怒らせたなこれは、と冴は機嫌を取るための方法を頭の中で並べ出した。
「クソ最悪だ。暫くベッドから起き上がれない」
けれど、そう悪態を吐くカイザーの声が存外柔らかいことに気付いて再びカイザーを見つめる。
「……まぁ、でも」
カイザーはちらりと冴を見上げると、
「午後までには多少回復するだろうし、サッカー以外なら付き合ってやろう」
そう言って微笑んだ。
花咲くようなその柔らかな笑顔は、プライベートでしか見られない表情だ。
全くこれだから狡い、と冴は思う。
これはもう、仕方ないだろう。
「……だから取り敢えず、一回降ろせ」
ほんのり赤く染まった耳に、この体勢が恥ずかしかったのかと冴は納得した。
成る程、そう言えば昨日こんな体位でヤったな。
「これでいいか」
「ああ」
両手で抱え、そっとベッドに降ろす。
羞恥心から解放されたことで安心したのだろう、カイザーがほうと息を吐く。
──それを見計らって、冴は彼女の肩を軽く押してそのまま覆い被さる。
ぽすり、と呆気なく倒れ込む上半身。
え、と呆気に取られた顔で呟いた彼女の胸元に手を掛け、冴は彼女の疑問を解消するために囁いてやる。
「サッカー以外なら付き合うんだろ」
「……は、さえ……?」
青の双眸が大きく見開いて、驚いた猫のようで可愛らしい。
あまり動かない表情で気付かれにくいだけで、糸師冴にだって性欲はあるのだ。でなければ、昨夜のようなことはしない。

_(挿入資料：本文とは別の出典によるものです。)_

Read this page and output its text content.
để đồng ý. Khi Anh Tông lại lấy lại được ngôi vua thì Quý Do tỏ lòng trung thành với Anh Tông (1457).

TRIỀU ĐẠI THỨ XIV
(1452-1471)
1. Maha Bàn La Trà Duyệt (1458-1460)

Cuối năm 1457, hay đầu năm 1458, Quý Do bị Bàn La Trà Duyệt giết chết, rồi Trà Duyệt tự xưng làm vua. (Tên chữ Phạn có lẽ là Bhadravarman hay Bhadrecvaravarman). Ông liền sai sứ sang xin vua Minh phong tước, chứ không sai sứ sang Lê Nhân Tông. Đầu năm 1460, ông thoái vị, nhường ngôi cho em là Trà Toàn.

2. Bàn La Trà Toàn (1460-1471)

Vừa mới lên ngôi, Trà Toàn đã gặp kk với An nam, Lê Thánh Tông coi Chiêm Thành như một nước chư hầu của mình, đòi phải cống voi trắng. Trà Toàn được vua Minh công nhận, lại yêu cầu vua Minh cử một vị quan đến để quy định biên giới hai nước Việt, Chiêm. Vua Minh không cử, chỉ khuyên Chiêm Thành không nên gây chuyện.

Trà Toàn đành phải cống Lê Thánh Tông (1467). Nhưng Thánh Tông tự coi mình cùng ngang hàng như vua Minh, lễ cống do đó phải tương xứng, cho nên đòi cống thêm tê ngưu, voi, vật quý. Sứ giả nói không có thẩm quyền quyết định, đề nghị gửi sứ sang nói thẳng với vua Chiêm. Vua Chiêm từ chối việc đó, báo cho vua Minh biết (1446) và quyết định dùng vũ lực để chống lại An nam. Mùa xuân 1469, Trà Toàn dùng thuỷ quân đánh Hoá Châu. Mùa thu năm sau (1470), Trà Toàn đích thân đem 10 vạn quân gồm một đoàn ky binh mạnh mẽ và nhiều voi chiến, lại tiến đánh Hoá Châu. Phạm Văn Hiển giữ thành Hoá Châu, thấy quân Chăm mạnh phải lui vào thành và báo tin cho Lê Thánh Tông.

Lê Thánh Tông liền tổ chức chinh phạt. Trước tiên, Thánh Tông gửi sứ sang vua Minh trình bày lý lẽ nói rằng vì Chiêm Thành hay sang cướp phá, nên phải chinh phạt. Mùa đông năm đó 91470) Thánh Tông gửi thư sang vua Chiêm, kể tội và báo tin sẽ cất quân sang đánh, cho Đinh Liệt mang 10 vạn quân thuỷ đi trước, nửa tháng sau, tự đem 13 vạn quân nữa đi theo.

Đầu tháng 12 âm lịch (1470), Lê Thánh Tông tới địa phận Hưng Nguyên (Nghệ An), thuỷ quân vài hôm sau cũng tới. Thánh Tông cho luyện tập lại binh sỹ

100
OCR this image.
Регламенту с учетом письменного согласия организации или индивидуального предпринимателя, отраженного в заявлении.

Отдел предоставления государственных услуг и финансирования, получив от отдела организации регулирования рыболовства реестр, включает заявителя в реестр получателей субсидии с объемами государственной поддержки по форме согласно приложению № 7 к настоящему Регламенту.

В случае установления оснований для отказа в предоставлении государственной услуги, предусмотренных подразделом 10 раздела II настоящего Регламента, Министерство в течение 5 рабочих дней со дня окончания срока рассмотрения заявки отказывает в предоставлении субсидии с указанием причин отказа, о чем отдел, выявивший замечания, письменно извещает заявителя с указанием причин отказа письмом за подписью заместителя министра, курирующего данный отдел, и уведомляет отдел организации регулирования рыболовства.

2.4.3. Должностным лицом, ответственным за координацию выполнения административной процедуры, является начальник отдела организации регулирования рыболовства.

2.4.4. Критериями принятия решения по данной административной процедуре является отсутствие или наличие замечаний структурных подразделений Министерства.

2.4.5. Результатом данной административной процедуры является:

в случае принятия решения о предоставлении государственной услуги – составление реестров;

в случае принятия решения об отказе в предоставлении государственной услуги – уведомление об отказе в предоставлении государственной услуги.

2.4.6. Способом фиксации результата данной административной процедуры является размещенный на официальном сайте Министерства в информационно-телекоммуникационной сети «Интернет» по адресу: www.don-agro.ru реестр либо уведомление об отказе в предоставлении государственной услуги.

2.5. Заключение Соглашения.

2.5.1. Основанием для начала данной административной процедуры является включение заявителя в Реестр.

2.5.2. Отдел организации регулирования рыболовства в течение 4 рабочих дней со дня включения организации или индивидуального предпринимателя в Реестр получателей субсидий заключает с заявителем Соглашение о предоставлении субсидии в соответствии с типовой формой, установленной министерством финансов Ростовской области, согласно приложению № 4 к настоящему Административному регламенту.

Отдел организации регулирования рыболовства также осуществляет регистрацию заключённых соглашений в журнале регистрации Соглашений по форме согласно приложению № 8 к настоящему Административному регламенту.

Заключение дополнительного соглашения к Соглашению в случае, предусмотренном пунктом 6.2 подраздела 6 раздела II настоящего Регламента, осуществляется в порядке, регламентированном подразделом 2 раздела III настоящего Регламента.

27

それなりに長い付き合いで、冴の言いたいことを察した、察してしまったらしい恋人は、色白の肌をみるみる青ざめさせる。
「ま、待て、考え直せ! ほら、何か、何か他にもあるだろう?」
それは本当に無理、と掠れた声で必死に懇願するカイザーに、冴は珍しく、本当に珍しく基本仏頂面のその顔に笑みを浮かべた。
「俺は約束を守ったから、ミヒャも当然守ってくれるよな」
「いやちょっとま、ぁ、やぁっ!」

結論を言うと、ミヒャエル・カイザーはのオフの内三日間をベッドで消費する羽目になったし、休日明けの冴の肌のコンディションはとても良かった。